Isto porque, em sua maioria, a assistência judiciária gratuita era prestada por advogados particulares sem previsão de qualquer contraprestação pecuniária, em verdade, na sociedade baseada pela economia, os profissionais mais competentes dedicavam-se àquelas causas cuja contraprestação lhes fosse garantida.

A ineficiência desses métodos, portanto, foi inevitável, isto é, o Estado reconheceu que precisava intervir para garantis o direito dos mais pobres, mas não tomou as medidas acertadas para isso.

Além do caráter de atividade de caridade, a promoção de acesso à justiça na primeira onda enfrentou também o problema do estabelecimento de muitas regras e limites para a efetiva habilitação das pessoas a serem assistidas.

Essas lacunas nos modelos de assistência judiciária gratuita nos países ocidentais foram paulatinamente percebidas, e sofreram reforma até imediatas, pelo menos como é o caso da Alemanha e na Inglaterra.

A primeira elaborou um sistema remuneratório para os advogados em troca da prestação de assistência judiciária, assistência essa abrangente a todo aquele que a procurasse.
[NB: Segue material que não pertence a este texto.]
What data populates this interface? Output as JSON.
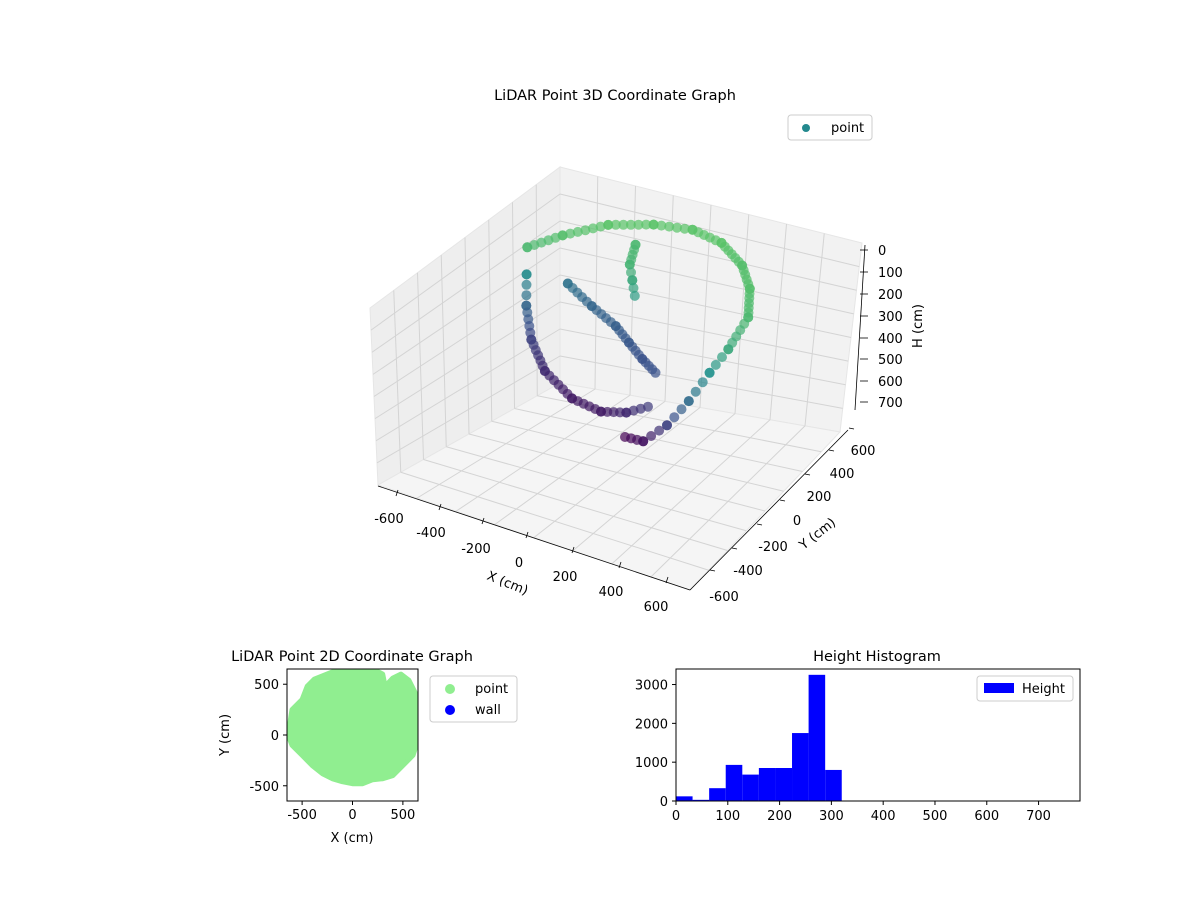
{
  "chart_data": [
    {
      "type": "scatter",
      "title": "LiDAR Point 3D Coordinate Graph",
      "xlabel": "X (cm)",
      "ylabel": "Y (cm)",
      "zlabel": "H (cm)",
      "xlim": [
        -700,
        700
      ],
      "ylim": [
        -700,
        700
      ],
      "zlim": [
        750,
        0
      ],
      "z_axis_inverted": true,
      "x_ticks": [
        "-600",
        "-400",
        "-200",
        "0",
        "200",
        "400",
        "600"
      ],
      "y_ticks": [
        "-600",
        "-400",
        "-200",
        "0",
        "200",
        "400",
        "600"
      ],
      "z_ticks": [
        "0",
        "100",
        "200",
        "300",
        "400",
        "500",
        "600",
        "700"
      ],
      "colormap": "viridis",
      "grid": true,
      "legend": {
        "placement": "upper-right",
        "entries": [
          {
            "label": "point",
            "color": "#23898e"
          }
        ]
      },
      "series": [
        {
          "name": "point",
          "description_points_xyh": [
            [
              -500,
              150,
              130
            ],
            [
              -420,
              260,
              120
            ],
            [
              -300,
              380,
              110
            ],
            [
              -150,
              460,
              110
            ],
            [
              0,
              500,
              110
            ],
            [
              150,
              480,
              110
            ],
            [
              300,
              410,
              120
            ],
            [
              420,
              300,
              120
            ],
            [
              520,
              160,
              130
            ],
            [
              550,
              0,
              160
            ],
            [
              540,
              -100,
              200
            ],
            [
              520,
              -200,
              260
            ],
            [
              480,
              -280,
              320
            ],
            [
              400,
              -320,
              380
            ],
            [
              300,
              -300,
              400
            ],
            [
              -480,
              120,
              210
            ],
            [
              -420,
              40,
              270
            ],
            [
              -320,
              -60,
              320
            ],
            [
              -180,
              -160,
              350
            ],
            [
              0,
              -230,
              370
            ],
            [
              150,
              -250,
              370
            ],
            [
              260,
              -240,
              350
            ],
            [
              330,
              -200,
              330
            ],
            [
              -350,
              200,
              250
            ],
            [
              -200,
              150,
              270
            ],
            [
              -50,
              100,
              280
            ],
            [
              50,
              50,
              290
            ],
            [
              150,
              0,
              300
            ],
            [
              250,
              -50,
              300
            ],
            [
              -150,
              350,
              130
            ],
            [
              -100,
              250,
              140
            ],
            [
              -50,
              200,
              160
            ],
            [
              0,
              150,
              180
            ]
          ]
        }
      ]
    },
    {
      "type": "scatter",
      "title": "LiDAR Point 2D Coordinate Graph",
      "xlabel": "X (cm)",
      "ylabel": "Y (cm)",
      "xlim": [
        -650,
        650
      ],
      "ylim": [
        -650,
        650
      ],
      "x_ticks": [
        "-500",
        "0",
        "500"
      ],
      "y_ticks": [
        "-500",
        "0",
        "500"
      ],
      "legend": {
        "placement": "outside-right",
        "entries": [
          {
            "label": "point",
            "color": "#90ee90"
          },
          {
            "label": "wall",
            "color": "#0000ff"
          }
        ]
      },
      "series": [
        {
          "name": "point",
          "color": "#90ee90",
          "outline_xy": [
            [
              -640,
              0
            ],
            [
              -600,
              250
            ],
            [
              -500,
              350
            ],
            [
              -450,
              480
            ],
            [
              -380,
              550
            ],
            [
              -200,
              620
            ],
            [
              0,
              650
            ],
            [
              200,
              650
            ],
            [
              300,
              600
            ],
            [
              320,
              500
            ],
            [
              180,
              380
            ],
            [
              250,
              400
            ],
            [
              400,
              560
            ],
            [
              480,
              600
            ],
            [
              560,
              540
            ],
            [
              620,
              420
            ],
            [
              650,
              300
            ],
            [
              650,
              -50
            ],
            [
              600,
              -200
            ],
            [
              500,
              -300
            ],
            [
              400,
              -400
            ],
            [
              300,
              -430
            ],
            [
              200,
              -440
            ],
            [
              100,
              -480
            ],
            [
              0,
              -480
            ],
            [
              -100,
              -460
            ],
            [
              -200,
              -430
            ],
            [
              -300,
              -380
            ],
            [
              -400,
              -300
            ],
            [
              -500,
              -200
            ],
            [
              -600,
              -100
            ]
          ]
        },
        {
          "name": "wall",
          "color": "#0000ff",
          "outline_xy": []
        }
      ]
    },
    {
      "type": "bar",
      "title": "Height Histogram",
      "xlim": [
        0,
        780
      ],
      "ylim": [
        0,
        3400
      ],
      "x_ticks": [
        "0",
        "100",
        "200",
        "300",
        "400",
        "500",
        "600",
        "700"
      ],
      "y_ticks": [
        "0",
        "1000",
        "2000",
        "3000"
      ],
      "legend": {
        "placement": "upper-right",
        "entries": [
          {
            "label": "Height",
            "color": "#0000ff"
          }
        ]
      },
      "bin_width": 32,
      "bin_start": 0,
      "bin_counts": [
        120,
        30,
        330,
        930,
        680,
        850,
        850,
        1750,
        3250,
        800
      ]
    }
  ]
}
Na Inglaterra, a reforma começou em 1949, com um estatuto que criou a Legal Aid and Advice Scheme. Esse esquema de assistência compensava tanto o aconselhamento jurídico quanto assistência judiciária. Nesse caso, havia algumas limitações, mas já era o início dos movimentos para superar os programas caridosos.

Nos últimos 12 (doze) anos a questão da assistência judiciária ocupou prioridade na agenda de reformas judiciárias. Nas palavras de Cappelletti e Garth (1998, p.35):

Os sistemas de assistência judiciária da maior parte do mundo moderno foram, destarte, grandemente melhorados. Um movimento foi desencadeado e continuou a crescer e, como veremos, excedeu até mesmo as categorias da reforma da assistência judiciária. Antes de explorar outras dimensões do movimento – e sem dúvida para ajudar a esclarecer a lógica dessas dimensões ulteriores – precisamos acompanhar as principais realizações, assim como os limites dessa primeira grande onda da reforma.

A essência desse tópico diz respeito aos obstáculos encontrados pelas pessoas pobres ao procurarem a guarida judiciária para resolverem suas lides, e essa foi a razão dos esforços empreendidos pelo movimento de acesso à justiça. No início, adotaram-se dois sistemas básicos de atuação: o sistema Judicare e o sistema de advogados remunerados pelos cofres públicos (salaried staff lawyers).

O primeiro sistema consistia na remuneração de advogados particulares a cargo do Estado, afim da proporção igualitária do acesso à justiça. Desse modos, os litigantes de poucas condições financeiras pudessem valer-se da mesma representação judicial que as pessoas com mais vantagens financeiras teriam ao acionarem a Justiça.

O sistema acima sublinhado foi adotado por países como a Alemanha, Áustria, França, Inglaterra e Holanda. Foi um avanço significativo, entretanto, padeceu de limitações quando da sua aplicação.

O Judicare não abrangeu aspectos preventivos, logo, as entravas culturais não foram ultrapassadas, isto é, nada mudou com relação à falta de conhecimento dos indivíduos, que continuaram a desconhecer quando deviam acionar a Justiça em prol da efetivação ou segurança de seus direitos.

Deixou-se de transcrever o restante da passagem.